Similar to Guénon but more controversial because of his association with Italian fascism is Julius Evola (who was influenced by Guénon.)
“Nothing is more evident than that modern capitalism is just as subversive as Marxism. The materialistic view of life on which both systems are based is identical; both of their ideals are qualitatively identical, including the premises connected to a world the centre of which is constituted of technology, science, production, "productivity," and "consumption." And as long as we only talk about economic classes, profit, salaries, and production, and as long as we believe that real human progress is determined by a particular system of distribution of wealth and goods, and that, generally speaking, human progress is measured by the degree of wealth or indigence—then we are not even close to what is essential...”
― Julius Evola, Men Among the Ruins: Post-War Reflections of a Radical Traditionalist
“The essential task ahead requires formulating an adequate doctrine, upholding principles that have been thoroughly studied, and, beginning from these, giving birth to an Order.
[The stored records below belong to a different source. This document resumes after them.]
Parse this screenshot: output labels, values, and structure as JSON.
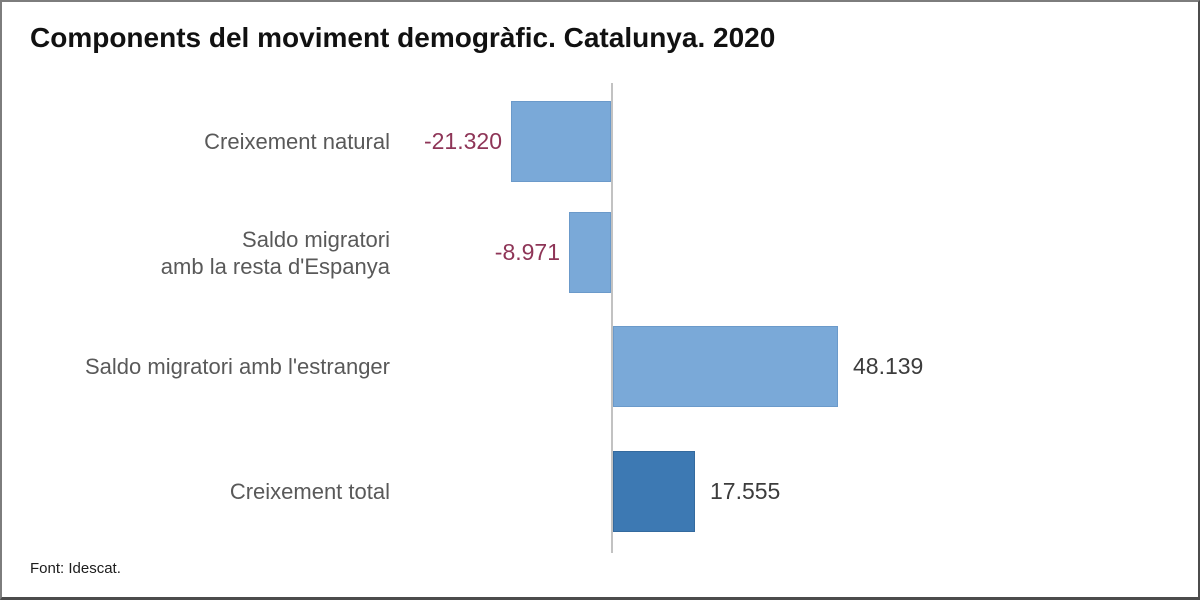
{
  "chart_data": {
    "type": "bar",
    "orientation": "horizontal",
    "title": "Components del moviment demogràfic. Catalunya. 2020",
    "source_note": "Font: Idescat.",
    "grid": false,
    "value_axis_visible": false,
    "zero_line_visible": true,
    "categories": [
      "Creixement natural",
      "Saldo migratori amb la resta d'Espanya",
      "Saldo migratori amb l'estranger",
      "Creixement total"
    ],
    "values": [
      -21320,
      -8971,
      48139,
      17555
    ],
    "value_labels": [
      "-21.320",
      "-8.971",
      "48.139",
      "17.555"
    ],
    "bars": [
      {
        "id": "creixement-natural",
        "label_lines": [
          "Creixement natural"
        ],
        "value": -21320,
        "value_label": "-21.320",
        "bar_color": "#7AA9D8",
        "bar_border_color": "#6B9ACA",
        "value_color": "#8E3557"
      },
      {
        "id": "saldo-migratori-espanya",
        "label_lines": [
          "Saldo migratori",
          "amb la resta d'Espanya"
        ],
        "value": -8971,
        "value_label": "-8.971",
        "bar_color": "#7AA9D8",
        "bar_border_color": "#6B9ACA",
        "value_color": "#8E3557"
      },
      {
        "id": "saldo-migratori-estranger",
        "label_lines": [
          "Saldo migratori amb l'estranger"
        ],
        "value": 48139,
        "value_label": "48.139",
        "bar_color": "#7AA9D8",
        "bar_border_color": "#6B9ACA",
        "value_color": "#3C3C3C"
      },
      {
        "id": "creixement-total",
        "label_lines": [
          "Creixement total"
        ],
        "value": 17555,
        "value_label": "17.555",
        "bar_color": "#3D79B3",
        "bar_border_color": "#346A9E",
        "value_color": "#3C3C3C"
      }
    ],
    "colors": {
      "bar_light_blue": "#7AA9D8",
      "bar_dark_blue": "#3D79B3",
      "negative_value_text": "#8E3557",
      "positive_value_text": "#3C3C3C",
      "category_text": "#595959",
      "axis_line": "#C2C2C2",
      "title_text": "#111111",
      "background": "#FFFFFF"
    }
  }
}
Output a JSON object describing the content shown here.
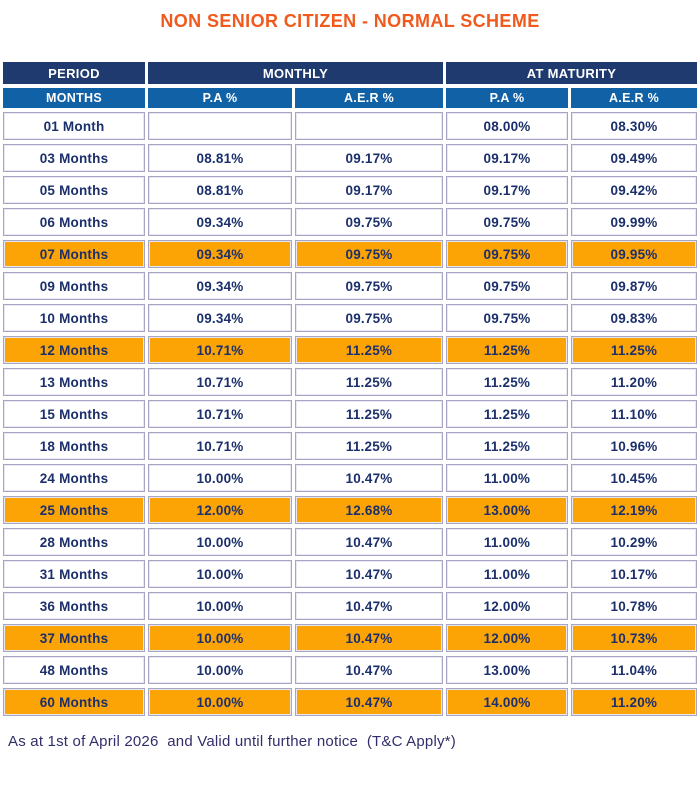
{
  "title": "NON SENIOR CITIZEN - NORMAL SCHEME",
  "colors": {
    "title_orange": "#F1591D",
    "highlight_row_orange": "#FCA405",
    "header_group_navy": "#1E3A6E",
    "header_sub_blue": "#1061A5",
    "cell_text_navy": "#1B2F6B",
    "cell_border": "#A6A6C4",
    "footer_text": "#312F6B"
  },
  "table": {
    "header_groups": [
      {
        "label": "PERIOD"
      },
      {
        "label": "MONTHLY"
      },
      {
        "label": "AT MATURITY"
      }
    ],
    "sub_headers": [
      "MONTHS",
      "P.A %",
      "A.E.R %",
      "P.A %",
      "A.E.R %"
    ],
    "rows": [
      {
        "period": "01 Month",
        "monthly_pa": "",
        "monthly_aer": "",
        "maturity_pa": "08.00%",
        "maturity_aer": "08.30%",
        "highlighted": false
      },
      {
        "period": "03 Months",
        "monthly_pa": "08.81%",
        "monthly_aer": "09.17%",
        "maturity_pa": "09.17%",
        "maturity_aer": "09.49%",
        "highlighted": false
      },
      {
        "period": "05 Months",
        "monthly_pa": "08.81%",
        "monthly_aer": "09.17%",
        "maturity_pa": "09.17%",
        "maturity_aer": "09.42%",
        "highlighted": false
      },
      {
        "period": "06 Months",
        "monthly_pa": "09.34%",
        "monthly_aer": "09.75%",
        "maturity_pa": "09.75%",
        "maturity_aer": "09.99%",
        "highlighted": false
      },
      {
        "period": "07 Months",
        "monthly_pa": "09.34%",
        "monthly_aer": "09.75%",
        "maturity_pa": "09.75%",
        "maturity_aer": "09.95%",
        "highlighted": true
      },
      {
        "period": "09 Months",
        "monthly_pa": "09.34%",
        "monthly_aer": "09.75%",
        "maturity_pa": "09.75%",
        "maturity_aer": "09.87%",
        "highlighted": false
      },
      {
        "period": "10 Months",
        "monthly_pa": "09.34%",
        "monthly_aer": "09.75%",
        "maturity_pa": "09.75%",
        "maturity_aer": "09.83%",
        "highlighted": false
      },
      {
        "period": "12 Months",
        "monthly_pa": "10.71%",
        "monthly_aer": "11.25%",
        "maturity_pa": "11.25%",
        "maturity_aer": "11.25%",
        "highlighted": true
      },
      {
        "period": "13 Months",
        "monthly_pa": "10.71%",
        "monthly_aer": "11.25%",
        "maturity_pa": "11.25%",
        "maturity_aer": "11.20%",
        "highlighted": false
      },
      {
        "period": "15 Months",
        "monthly_pa": "10.71%",
        "monthly_aer": "11.25%",
        "maturity_pa": "11.25%",
        "maturity_aer": "11.10%",
        "highlighted": false
      },
      {
        "period": "18 Months",
        "monthly_pa": "10.71%",
        "monthly_aer": "11.25%",
        "maturity_pa": "11.25%",
        "maturity_aer": "10.96%",
        "highlighted": false
      },
      {
        "period": "24 Months",
        "monthly_pa": "10.00%",
        "monthly_aer": "10.47%",
        "maturity_pa": "11.00%",
        "maturity_aer": "10.45%",
        "highlighted": false
      },
      {
        "period": "25 Months",
        "monthly_pa": "12.00%",
        "monthly_aer": "12.68%",
        "maturity_pa": "13.00%",
        "maturity_aer": "12.19%",
        "highlighted": true
      },
      {
        "period": "28 Months",
        "monthly_pa": "10.00%",
        "monthly_aer": "10.47%",
        "maturity_pa": "11.00%",
        "maturity_aer": "10.29%",
        "highlighted": false
      },
      {
        "period": "31 Months",
        "monthly_pa": "10.00%",
        "monthly_aer": "10.47%",
        "maturity_pa": "11.00%",
        "maturity_aer": "10.17%",
        "highlighted": false
      },
      {
        "period": "36 Months",
        "monthly_pa": "10.00%",
        "monthly_aer": "10.47%",
        "maturity_pa": "12.00%",
        "maturity_aer": "10.78%",
        "highlighted": false
      },
      {
        "period": "37 Months",
        "monthly_pa": "10.00%",
        "monthly_aer": "10.47%",
        "maturity_pa": "12.00%",
        "maturity_aer": "10.73%",
        "highlighted": true
      },
      {
        "period": "48 Months",
        "monthly_pa": "10.00%",
        "monthly_aer": "10.47%",
        "maturity_pa": "13.00%",
        "maturity_aer": "11.04%",
        "highlighted": false
      },
      {
        "period": "60 Months",
        "monthly_pa": "10.00%",
        "monthly_aer": "10.47%",
        "maturity_pa": "14.00%",
        "maturity_aer": "11.20%",
        "highlighted": true
      }
    ]
  },
  "footer": {
    "note": "As at 1st of April 2026  and Valid until further notice  (T&C Apply*)"
  }
}
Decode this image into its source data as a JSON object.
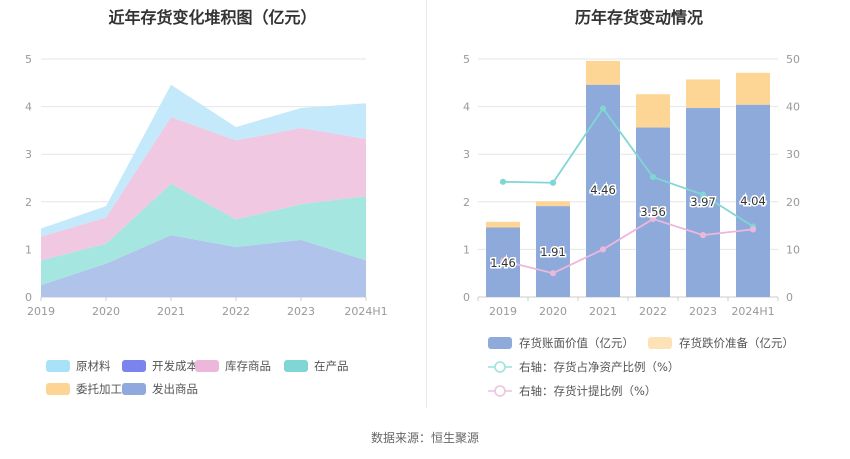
{
  "chart_data": [
    {
      "type": "area",
      "stacked": true,
      "title": "近年存货变化堆积图（亿元）",
      "categories": [
        "2019",
        "2020",
        "2021",
        "2022",
        "2023",
        "2024H1"
      ],
      "ylim": [
        0,
        5
      ],
      "yticks": [
        "0",
        "1",
        "2",
        "3",
        "4",
        "5"
      ],
      "grid": true,
      "series": [
        {
          "name": "原材料",
          "color": "#c3e9fa",
          "values": [
            0.17,
            0.24,
            0.68,
            0.28,
            0.42,
            0.75
          ]
        },
        {
          "name": "开发成本",
          "color": "#7b83ef",
          "values": [
            0,
            0,
            0,
            0,
            0,
            0
          ]
        },
        {
          "name": "库存商品",
          "color": "#f0c8e2",
          "values": [
            0.5,
            0.55,
            1.4,
            1.66,
            1.6,
            1.2
          ]
        },
        {
          "name": "在产品",
          "color": "#a6e6e0",
          "values": [
            0.52,
            0.42,
            1.08,
            0.58,
            0.75,
            1.35
          ]
        },
        {
          "name": "委托加工材料",
          "color": "#fdd493",
          "values": [
            0,
            0,
            0,
            0,
            0,
            0
          ]
        },
        {
          "name": "发出商品",
          "color": "#b0c3ea",
          "values": [
            0.25,
            0.7,
            1.3,
            1.05,
            1.2,
            0.77
          ]
        }
      ],
      "legend": [
        {
          "label": "原材料",
          "color": "#a9e1f9"
        },
        {
          "label": "开发成本",
          "color": "#7b83ef"
        },
        {
          "label": "库存商品",
          "color": "#edb7dc"
        },
        {
          "label": "在产品",
          "color": "#7fd6d4"
        },
        {
          "label": "委托加工材料",
          "color": "#fdd493"
        },
        {
          "label": "发出商品",
          "color": "#8fa9dd"
        }
      ]
    },
    {
      "type": "bar",
      "title": "历年存货变动情况",
      "categories": [
        "2019",
        "2020",
        "2021",
        "2022",
        "2023",
        "2024H1"
      ],
      "ylim": [
        0,
        5
      ],
      "yticks": [
        "0",
        "1",
        "2",
        "3",
        "4",
        "5"
      ],
      "y2lim": [
        0,
        50
      ],
      "y2ticks": [
        "0",
        "10",
        "20",
        "30",
        "40",
        "50"
      ],
      "series": [
        {
          "name": "存货账面价值（亿元）",
          "kind": "bar",
          "color": "#8eaadb",
          "values": [
            1.46,
            1.91,
            4.46,
            3.56,
            3.97,
            4.04
          ],
          "labels": [
            "1.46",
            "1.91",
            "4.46",
            "3.56",
            "3.97",
            "4.04"
          ]
        },
        {
          "name": "存货跌价准备（亿元）",
          "kind": "bar",
          "color": "#fdd594",
          "values": [
            0.12,
            0.1,
            0.5,
            0.7,
            0.6,
            0.67
          ]
        },
        {
          "name": "右轴：存货占净资产比例（%）",
          "kind": "line",
          "axis": "right",
          "color": "#7fd6d4",
          "values": [
            24.2,
            24.0,
            39.6,
            25.2,
            21.5,
            14.8
          ]
        },
        {
          "name": "右轴：存货计提比例（%）",
          "kind": "line",
          "axis": "right",
          "color": "#edb7dc",
          "values": [
            7.6,
            5.0,
            10.0,
            16.4,
            13.0,
            14.2
          ]
        }
      ],
      "legend": [
        {
          "label": "存货账面价值（亿元）",
          "color": "#8eaadb",
          "kind": "box"
        },
        {
          "label": "存货跌价准备（亿元）",
          "color": "#fde2b8",
          "kind": "box"
        },
        {
          "label": "右轴：存货占净资产比例（%）",
          "color": "#a6e6e0",
          "kind": "line"
        },
        {
          "label": "右轴：存货计提比例（%）",
          "color": "#f0c8e2",
          "kind": "line"
        }
      ]
    }
  ],
  "footer": {
    "source": "数据来源：恒生聚源"
  }
}
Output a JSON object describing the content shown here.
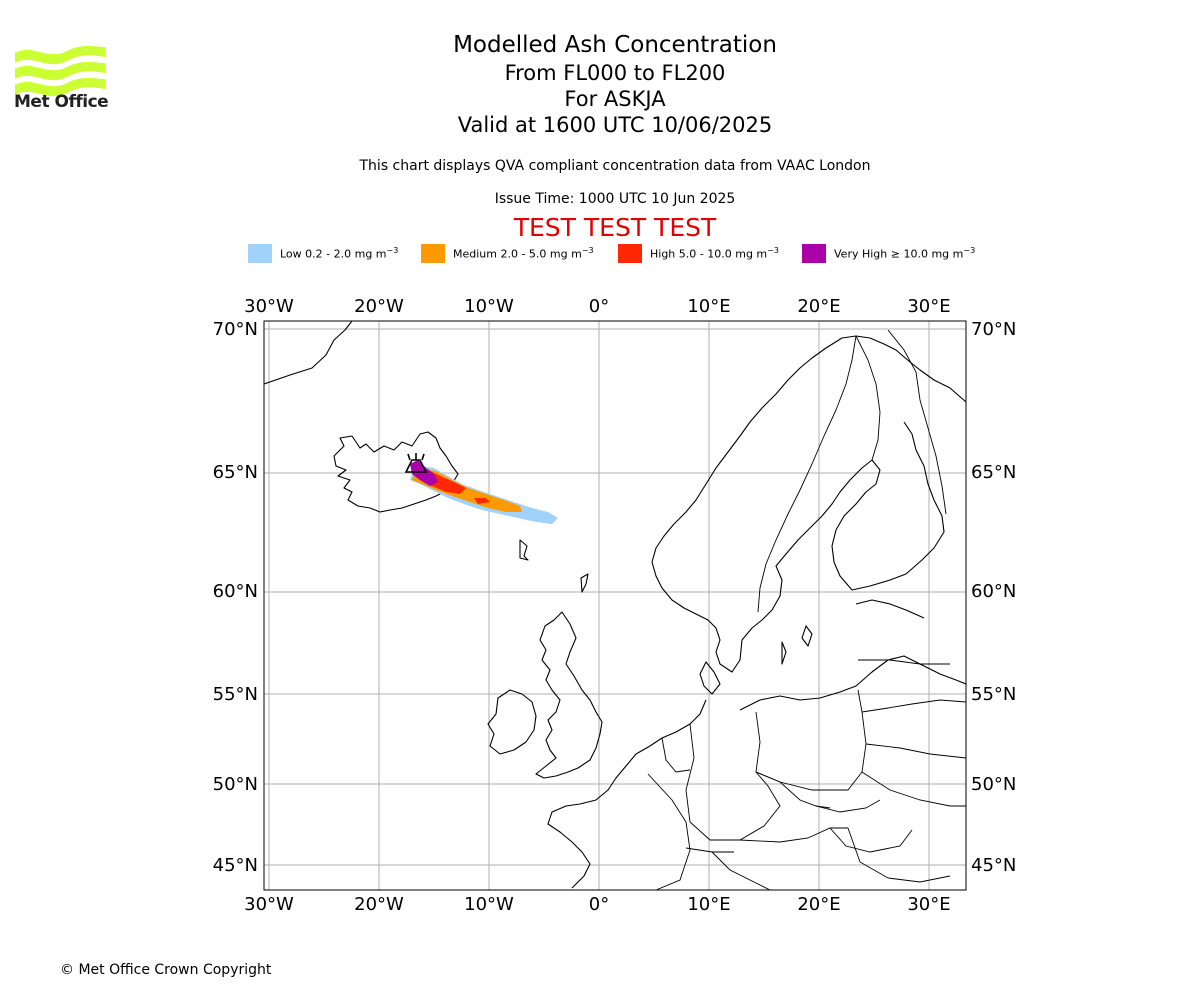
{
  "logo": {
    "text": "Met Office",
    "color": "#ccff33"
  },
  "title": {
    "main": "Modelled Ash Concentration",
    "levels": "From FL000 to FL200",
    "volcano": "For ASKJA",
    "valid": "Valid at 1600 UTC 10/06/2025"
  },
  "info": {
    "compliance": "This chart displays QVA compliant concentration data from VAAC London",
    "issue_time": "Issue Time: 1000 UTC 10 Jun 2025",
    "banner": "TEST TEST TEST"
  },
  "legend": [
    {
      "label": "Low 0.2 - 2.0 mg m",
      "sup": "−3",
      "color": "#a0d2fa"
    },
    {
      "label": "Medium 2.0 - 5.0 mg m",
      "sup": "−3",
      "color": "#ff9900"
    },
    {
      "label": "High 5.0 - 10.0 mg m",
      "sup": "−3",
      "color": "#ff2800"
    },
    {
      "label": "Very High  ≥  10.0 mg m",
      "sup": "−3",
      "color": "#aa00aa"
    }
  ],
  "map": {
    "lon_ticks": [
      "30°W",
      "20°W",
      "10°W",
      "0°",
      "10°E",
      "20°E",
      "30°E"
    ],
    "lat_ticks": [
      "70°N",
      "65°N",
      "60°N",
      "55°N",
      "50°N",
      "45°N"
    ],
    "volcano_marker": "Askja"
  },
  "footer": {
    "copyright": "© Met Office Crown Copyright"
  }
}
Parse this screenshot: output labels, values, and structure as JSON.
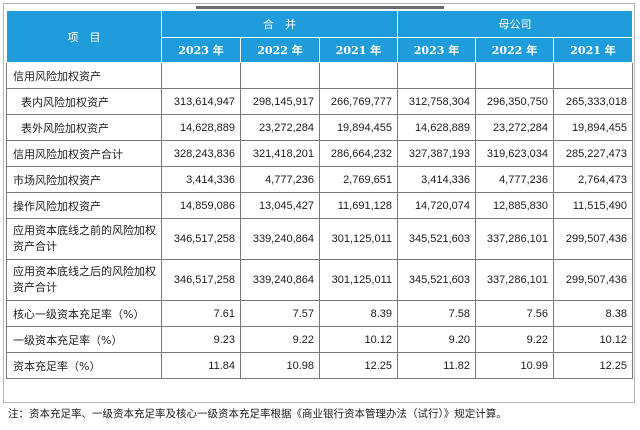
{
  "header": {
    "item_label": "项　目",
    "group_consolidated": "合　并",
    "group_parent": "母公司",
    "years": [
      "2023 年",
      "2022 年",
      "2021 年",
      "2023 年",
      "2022 年",
      "2021 年"
    ]
  },
  "rows": [
    {
      "label": "信用风险加权资产",
      "values": [
        "",
        "",
        "",
        "",
        "",
        ""
      ]
    },
    {
      "label": "表内风险加权资产",
      "values": [
        "313,614,947",
        "298,145,917",
        "266,769,777",
        "312,758,304",
        "296,350,750",
        "265,333,018"
      ]
    },
    {
      "label": "表外风险加权资产",
      "values": [
        "14,628,889",
        "23,272,284",
        "19,894,455",
        "14,628,889",
        "23,272,284",
        "19,894,455"
      ]
    },
    {
      "label": "信用风险加权资产合计",
      "values": [
        "328,243,836",
        "321,418,201",
        "286,664,232",
        "327,387,193",
        "319,623,034",
        "285,227,473"
      ]
    },
    {
      "label": "市场风险加权资产",
      "values": [
        "3,414,336",
        "4,777,236",
        "2,769,651",
        "3,414,336",
        "4,777,236",
        "2,764,473"
      ]
    },
    {
      "label": "操作风险加权资产",
      "values": [
        "14,859,086",
        "13,045,427",
        "11,691,128",
        "14,720,074",
        "12,885,830",
        "11,515,490"
      ]
    },
    {
      "label": "应用资本底线之前的风险加权资产合计",
      "values": [
        "346,517,258",
        "339,240,864",
        "301,125,011",
        "345,521,603",
        "337,286,101",
        "299,507,436"
      ]
    },
    {
      "label": "应用资本底线之后的风险加权资产合计",
      "values": [
        "346,517,258",
        "339,240,864",
        "301,125,011",
        "345,521,603",
        "337,286,101",
        "299,507,436"
      ]
    },
    {
      "label": "核心一级资本充足率（%）",
      "values": [
        "7.61",
        "7.57",
        "8.39",
        "7.58",
        "7.56",
        "8.38"
      ]
    },
    {
      "label": "一级资本充足率（%）",
      "values": [
        "9.23",
        "9.22",
        "10.12",
        "9.20",
        "9.22",
        "10.12"
      ]
    },
    {
      "label": "资本充足率（%）",
      "values": [
        "11.84",
        "10.98",
        "12.25",
        "11.82",
        "10.99",
        "12.25"
      ]
    }
  ],
  "note": "注：资本充足率、一级资本充足率及核心一级资本充足率根据《商业银行资本管理办法（试行）》规定计算。"
}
This elite, differentiating itself on a plane that is defined in terms of spiritual virility, decisiveness, and impersonality, and where every naturalistic bond loses its power and value, will be the bearer of a new principle of a higher authority and sovereignty; it will be able to denounce subversion and demagogy in whatever form they appear and reverse the downward spiral of the top-level cadres and the irresistible rise to power of the masses. From this elite, as if from a seed, a political organism and an integrated nation will emerge, enjoying the same dignity as the nations created by the great European political tradition. Anything short of this amounts only to a quagmire, dilettantism, irrealism, and obliquity.”
― Julius Evola, Men Among the Ruins: Post-War Reflections of a Radical Traditionalist
Yesterday I began reading
Proper Studies (Huxley, 1929) again and realized that it had influenced me quite a bit. And I would have to also point out that Needleman, Evola and Guénon (and you in certain respects!) are dealing in Utopian idealism. The Utopians have a tendency to insist that man is or can be essentially different from what man actually
is -- if thus-and-such would only occur. They tend not to see man as man really is but as they imagine he should be -- or could be or would be if they directed man's affairs: "From this elite, as if from a seed, a political organism and an integrated nation will emerge, enjoying the same dignity as the nations created by the great European political tradition. Anything short of this amounts only to a quagmire, dilettantism, irrealism, and obliquity."